Lucy has often been interpreted through the dual lenses of postcolonial and feminist criticism. Gary E. Holcomb, for example, sees the novel as endorsing a black transnationalism view, as Lucy refuses to be constrained by "colonial, racist, and transnational values" of either Antigua or the United States. Edyta Oczkowicz similarly describes Lucy's learning to tell her own story as an act of self-translation, in which she must create "a new personal 'space'" in which her identity "does not have to be defined by the roles of either colonized or colonizer."

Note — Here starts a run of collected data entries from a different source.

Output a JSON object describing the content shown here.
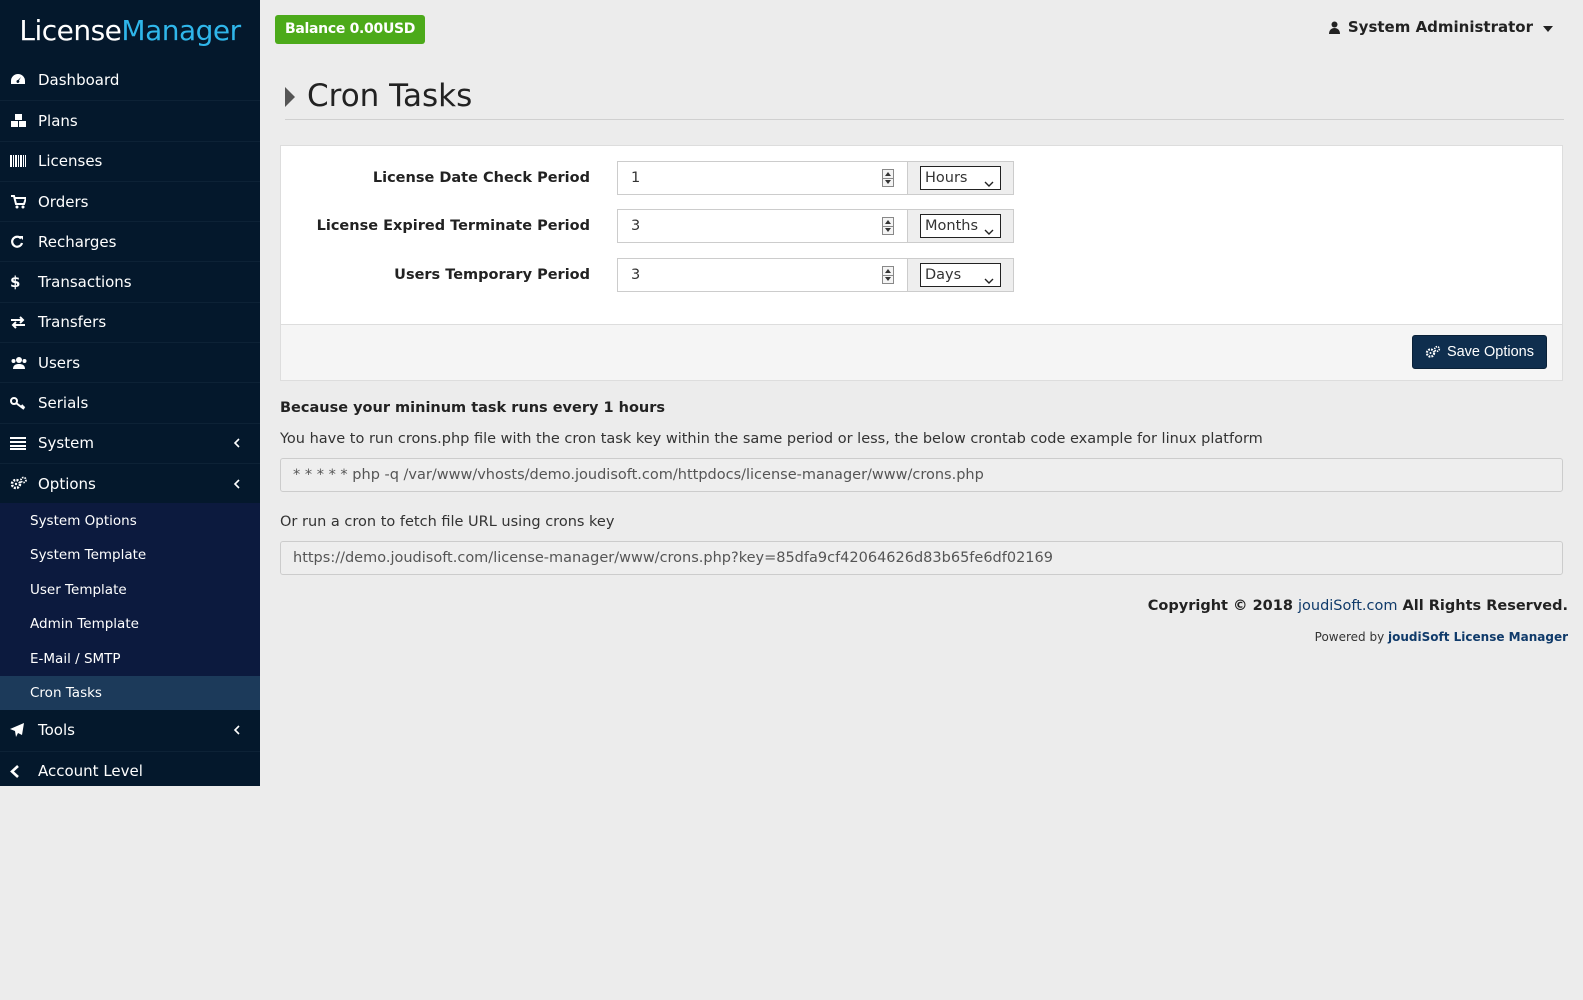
{
  "brand": {
    "part1": "License",
    "part2": "Manager"
  },
  "topbar": {
    "balance": "Balance 0.00USD",
    "user_name": "System Administrator"
  },
  "sidebar": {
    "items": [
      {
        "label": "Dashboard",
        "icon": "dashboard-icon"
      },
      {
        "label": "Plans",
        "icon": "cubes-icon"
      },
      {
        "label": "Licenses",
        "icon": "barcode-icon"
      },
      {
        "label": "Orders",
        "icon": "cart-icon"
      },
      {
        "label": "Recharges",
        "icon": "refresh-icon"
      },
      {
        "label": "Transactions",
        "icon": "dollar-icon"
      },
      {
        "label": "Transfers",
        "icon": "exchange-icon"
      },
      {
        "label": "Users",
        "icon": "users-icon"
      },
      {
        "label": "Serials",
        "icon": "key-icon"
      },
      {
        "label": "System",
        "icon": "list-icon"
      },
      {
        "label": "Options",
        "icon": "gears-icon"
      }
    ],
    "options_submenu": [
      {
        "label": "System Options"
      },
      {
        "label": "System Template"
      },
      {
        "label": "User Template"
      },
      {
        "label": "Admin Template"
      },
      {
        "label": "E-Mail / SMTP"
      },
      {
        "label": "Cron Tasks",
        "active": true
      }
    ],
    "bottom_items": [
      {
        "label": "Tools",
        "icon": "send-icon"
      },
      {
        "label": "Account Level",
        "icon": "chevron-left-icon"
      }
    ]
  },
  "page": {
    "title": "Cron Tasks"
  },
  "form": {
    "rows": [
      {
        "label": "License Date Check Period",
        "value": "1",
        "unit": "Hours"
      },
      {
        "label": "License Expired Terminate Period",
        "value": "3",
        "unit": "Months"
      },
      {
        "label": "Users Temporary Period",
        "value": "3",
        "unit": "Days"
      }
    ],
    "save_label": "Save Options"
  },
  "info": {
    "heading": "Because your mininum task runs every 1 hours",
    "text": "You have to run crons.php file with the cron task key within the same period or less, the below crontab code example for linux platform",
    "crontab": "* * * * * php -q /var/www/vhosts/demo.joudisoft.com/httpdocs/license-manager/www/crons.php",
    "text2": "Or run a cron to fetch file URL using crons key",
    "url": "https://demo.joudisoft.com/license-manager/www/crons.php?key=85dfa9cf42064626d83b65fe6df02169"
  },
  "footer": {
    "copyright_prefix": "Copyright © 2018 ",
    "copyright_link": "joudiSoft.com",
    "copyright_suffix": " All Rights Reserved.",
    "powered_prefix": "Powered by ",
    "powered_link": "joudiSoft License Manager"
  },
  "colors": {
    "sidebar_bg": "#04182c",
    "submenu_bg": "#0c1a3e",
    "active_bg": "#1c3a5a",
    "brand_accent": "#2fb6ea",
    "balance_bg": "#4caa1a",
    "button_bg": "#0f2e4e"
  }
}
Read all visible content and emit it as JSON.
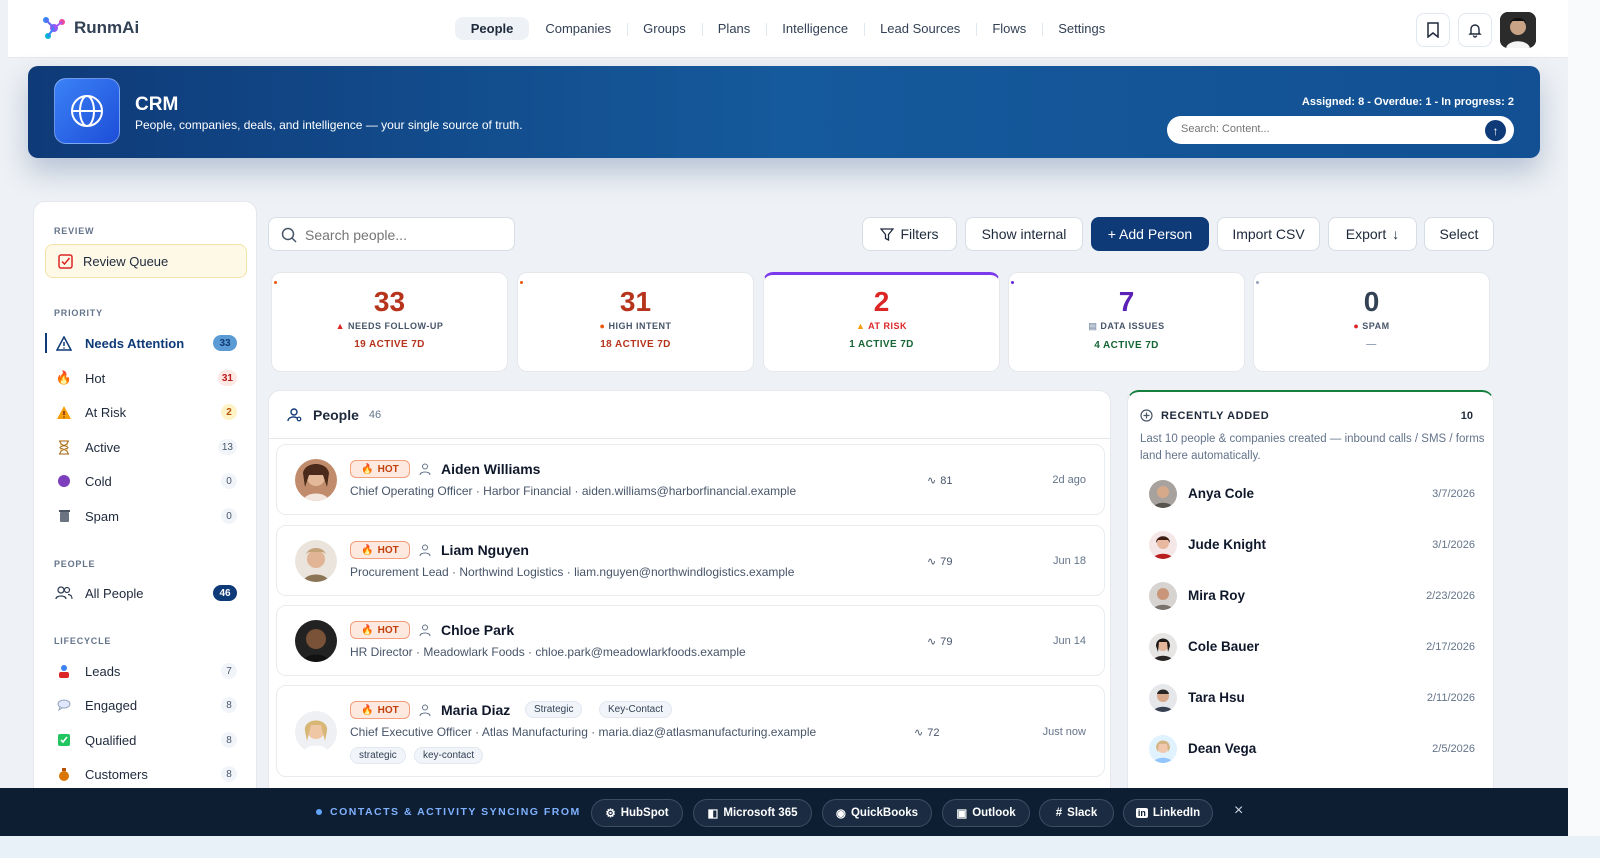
{
  "app": {
    "name": "RunmAi"
  },
  "nav": {
    "items": [
      "People",
      "Companies",
      "Groups",
      "Plans",
      "Intelligence",
      "Lead Sources",
      "Flows",
      "Settings"
    ],
    "active": "People"
  },
  "hero": {
    "title": "CRM",
    "subtitle": "People, companies, deals, and intelligence — your single source of truth.",
    "stats": "Assigned: 8 - Overdue: 1 - In progress: 2",
    "search_placeholder": "Search: Content..."
  },
  "sidebar": {
    "review_label": "REVIEW",
    "review_queue": "Review Queue",
    "priority_label": "PRIORITY",
    "priority": [
      {
        "label": "Needs Attention",
        "count": "33"
      },
      {
        "label": "Hot",
        "count": "31"
      },
      {
        "label": "At Risk",
        "count": "2"
      },
      {
        "label": "Active",
        "count": "13"
      },
      {
        "label": "Cold",
        "count": "0"
      },
      {
        "label": "Spam",
        "count": "0"
      }
    ],
    "people_label": "PEOPLE",
    "all_people": {
      "label": "All People",
      "count": "46"
    },
    "lifecycle_label": "LIFECYCLE",
    "lifecycle": [
      {
        "label": "Leads",
        "count": "7"
      },
      {
        "label": "Engaged",
        "count": "8"
      },
      {
        "label": "Qualified",
        "count": "8"
      },
      {
        "label": "Customers",
        "count": "8"
      }
    ]
  },
  "toolbar": {
    "search_placeholder": "Search people...",
    "filters": "Filters",
    "show_internal": "Show internal",
    "add_person": "+ Add Person",
    "import_csv": "Import CSV",
    "export": "Export",
    "select": "Select"
  },
  "stats": [
    {
      "num": "33",
      "label": "NEEDS FOLLOW-UP",
      "active": "19 ACTIVE 7D",
      "color": "#b5341b"
    },
    {
      "num": "31",
      "label": "HIGH INTENT",
      "active": "18 ACTIVE 7D",
      "color": "#b5341b"
    },
    {
      "num": "2",
      "label": "AT RISK",
      "active": "1 ACTIVE 7D",
      "color": "#dc2626"
    },
    {
      "num": "7",
      "label": "DATA ISSUES",
      "active": "4 ACTIVE 7D",
      "color": "#5b21b6"
    },
    {
      "num": "0",
      "label": "SPAM",
      "active": "—",
      "color": "#334155"
    }
  ],
  "people": {
    "title": "People",
    "count": "46",
    "hot_label": "HOT",
    "rows": [
      {
        "name": "Aiden Williams",
        "sub": "Chief Operating Officer · Harbor Financial · aiden.williams@harborfinancial.example",
        "score": "81",
        "date": "2d ago"
      },
      {
        "name": "Liam Nguyen",
        "sub": "Procurement Lead · Northwind Logistics · liam.nguyen@northwindlogistics.example",
        "score": "79",
        "date": "Jun 18"
      },
      {
        "name": "Chloe Park",
        "sub": "HR Director · Meadowlark Foods · chloe.park@meadowlarkfoods.example",
        "score": "79",
        "date": "Jun 14"
      },
      {
        "name": "Maria Diaz",
        "sub": "Chief Executive Officer · Atlas Manufacturing · maria.diaz@atlasmanufacturing.example",
        "score": "72",
        "date": "Just now",
        "tags": [
          "Strategic",
          "Key-Contact"
        ],
        "subtags": [
          "strategic",
          "key-contact"
        ]
      }
    ]
  },
  "recent": {
    "title": "RECENTLY ADDED",
    "count": "10",
    "desc": "Last 10 people & companies created — inbound calls / SMS / forms land here automatically.",
    "rows": [
      {
        "name": "Anya Cole",
        "date": "3/7/2026"
      },
      {
        "name": "Jude Knight",
        "date": "3/1/2026"
      },
      {
        "name": "Mira Roy",
        "date": "2/23/2026"
      },
      {
        "name": "Cole Bauer",
        "date": "2/17/2026"
      },
      {
        "name": "Tara Hsu",
        "date": "2/11/2026"
      },
      {
        "name": "Dean Vega",
        "date": "2/5/2026"
      }
    ]
  },
  "sync": {
    "label": "CONTACTS & ACTIVITY SYNCING FROM",
    "sources": [
      "HubSpot",
      "Microsoft 365",
      "QuickBooks",
      "Outlook",
      "Slack",
      "LinkedIn"
    ]
  },
  "colors": {
    "brand": "#0f3a78",
    "hot": "#c2410c",
    "recent_accent": "#15803d"
  }
}
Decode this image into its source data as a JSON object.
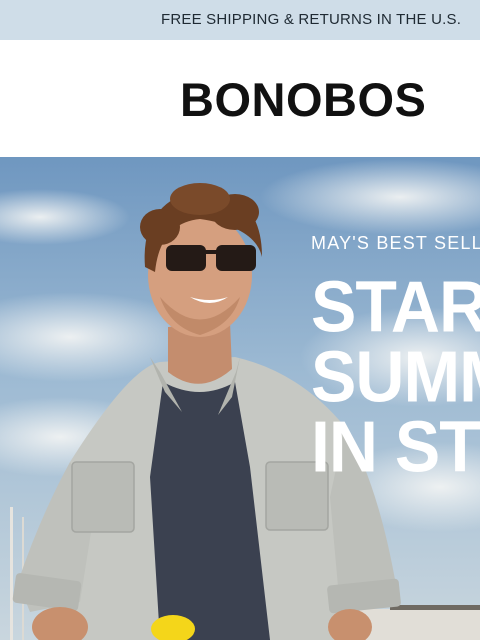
{
  "promo": {
    "text": "FREE SHIPPING & RETURNS IN THE U.S."
  },
  "header": {
    "logo": "BONOBOS"
  },
  "hero": {
    "eyebrow": "MAY'S BEST SELL",
    "headline_lines": [
      "START",
      "SUMM",
      "IN STY"
    ]
  },
  "colors": {
    "promo_bg": "#cfdde8",
    "sky": "#8fb1cf",
    "shirt": "#c9cbc6",
    "tshirt": "#3b4150"
  }
}
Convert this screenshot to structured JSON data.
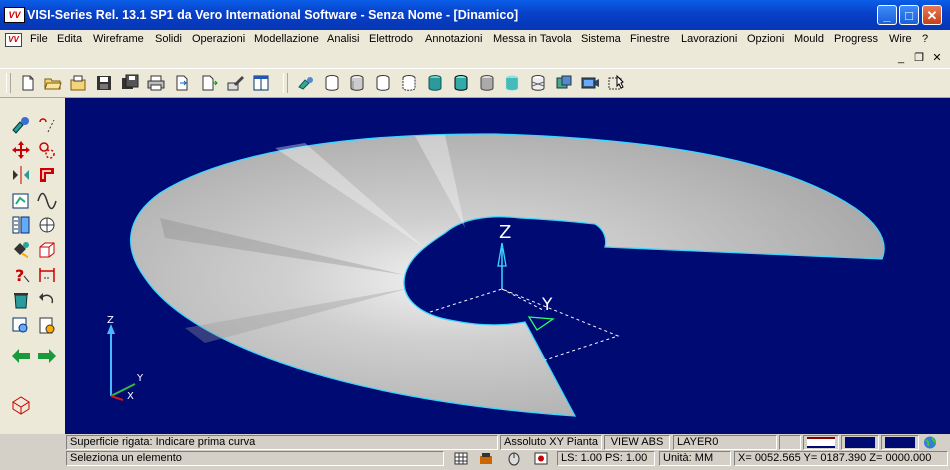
{
  "window": {
    "title": "VISI-Series Rel. 13.1 SP1 da Vero International Software - Senza Nome - [Dinamico]",
    "logo_text": "VV",
    "minimize": "_",
    "maximize": "□",
    "close": "✕"
  },
  "menu": {
    "items": [
      "File",
      "Edita",
      "Wireframe",
      "Solidi",
      "Operazioni",
      "Modellazione",
      "Analisi",
      "Elettrodo",
      "Annotazioni",
      "Messa in Tavola",
      "Sistema",
      "Finestre",
      "Lavorazioni",
      "Opzioni",
      "Mould",
      "Progress",
      "Wire",
      "?"
    ]
  },
  "mdi": {
    "minimize": "_",
    "restore": "❐",
    "close": "✕"
  },
  "toolbar": {
    "icons": [
      "new-file-icon",
      "open-folder-icon",
      "open-archive-icon",
      "save-icon",
      "save-all-icon",
      "print-icon",
      "export-icon",
      "import-icon",
      "edit-icon",
      "layout-icon",
      "cylinder-wire-icon",
      "cylinder-hidden-icon",
      "cylinder-shaded-icon",
      "cylinder-outline-icon",
      "cylinder-dashed-icon",
      "cylinder-teal-icon",
      "cylinder-teal-edges-icon",
      "cylinder-grey-icon",
      "cylinder-dotted-icon",
      "cylinder-mesh-icon",
      "render-box-icon",
      "camera-icon",
      "selection-icon"
    ]
  },
  "sidebar": {
    "icons": [
      "wrench-tool-icon",
      "disconnect-icon",
      "move-icon",
      "rotate-icon",
      "mirror-icon",
      "offset-icon",
      "sketch-icon",
      "curve-icon",
      "layers-icon",
      "grid-icon",
      "paint-icon",
      "box-icon",
      "query-icon",
      "measure-icon",
      "delete-icon",
      "undo-icon",
      "zoom-box-icon",
      "zoom-page-icon",
      "arrow-left-icon",
      "arrow-right-icon",
      "view-cube-icon"
    ]
  },
  "viewport": {
    "axis_labels": {
      "z": "Z",
      "y": "Y",
      "x": "X"
    },
    "colors": {
      "background": "#000a73",
      "surface": "#a8a8a8",
      "edge": "#3ad6ff"
    }
  },
  "status": {
    "prompt": "Superficie rigata: Indicare prima curva",
    "hint": "Seleziona un elemento",
    "coord_system": "Assoluto XY Pianta",
    "view_mode": "VIEW ABS",
    "layer": "LAYER0",
    "ls_ps": "LS: 1.00 PS: 1.00",
    "units": "Unità: MM",
    "coordinates": "X=  0052.565 Y=  0187.390 Z=  0000.000"
  }
}
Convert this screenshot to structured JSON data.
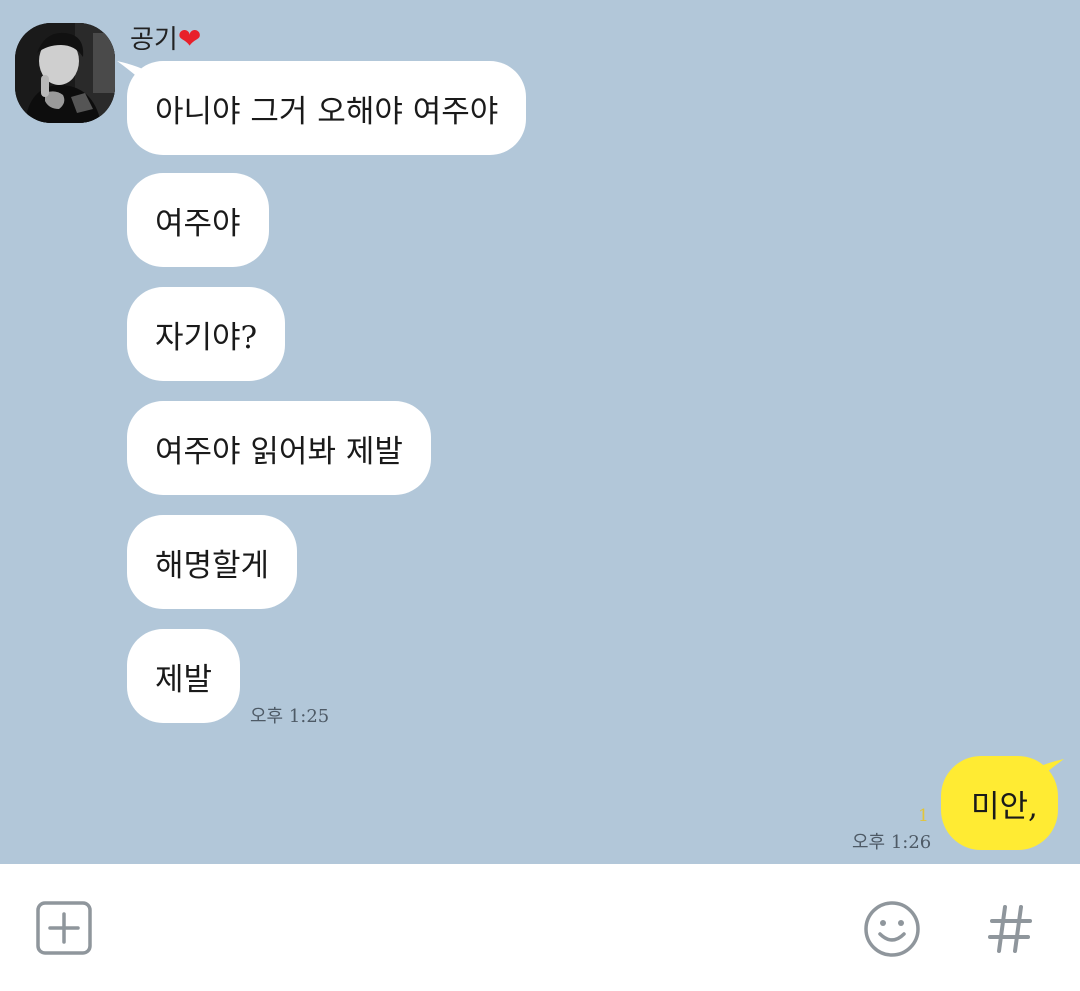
{
  "chat": {
    "sender": {
      "name": "공기",
      "heart": "❤"
    },
    "messages": [
      {
        "text": "아니야 그거 오해야 여주야"
      },
      {
        "text": "여주야"
      },
      {
        "text": "자기야?"
      },
      {
        "text": "여주야 읽어봐 제발"
      },
      {
        "text": "해명할게"
      },
      {
        "text": "제발"
      }
    ],
    "received_time": "오후 1:25",
    "my_message": {
      "text": "미안,",
      "unread_count": "1",
      "time": "오후 1:26"
    }
  },
  "input_bar": {
    "icons": [
      "plus-square-icon",
      "smiley-icon",
      "hashtag-icon"
    ]
  },
  "colors": {
    "chat_background": "#b2c7d9",
    "received_bubble": "#ffffff",
    "sent_bubble": "#ffeb33",
    "unread_count": "#e2c53a",
    "icon_gray": "#9aa0a6"
  }
}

Critics have also focused on the many intertexts on which the novel draws. Diane Simmons details the way in which the novel draws on John Milton's Paradise Lost and Charlotte Brontë's Jane Eyre, noting that Brontë was Kincaid's favorite author. David Yost observes that Lucy contains many correspondences to another Brontë novel, Villette—including the names of its primary couple (Lucy and Paul), its plot (an au pair adjusting to a foreign culture), its themes (sexual repression of women and self-recreation through art), and its setting (Villettes Paul dies returning from his Caribbean slave plantation)--arguing that Lucy acts a postcolonial reworking of this earlier text. Ian Smith focuses on the scene in which Lucy must memorize Wordsworth's "I Wandered Lonely as a Cloud" at her boarding school, despite having never seen a daffodil in Antigua. Noting that this episode recurs throughout Kincaid's work, Smith asserts that the act here of transcending an oppressive and often-nonsensical colonial education is emblematic of Kincaid's oeuvre as a whole.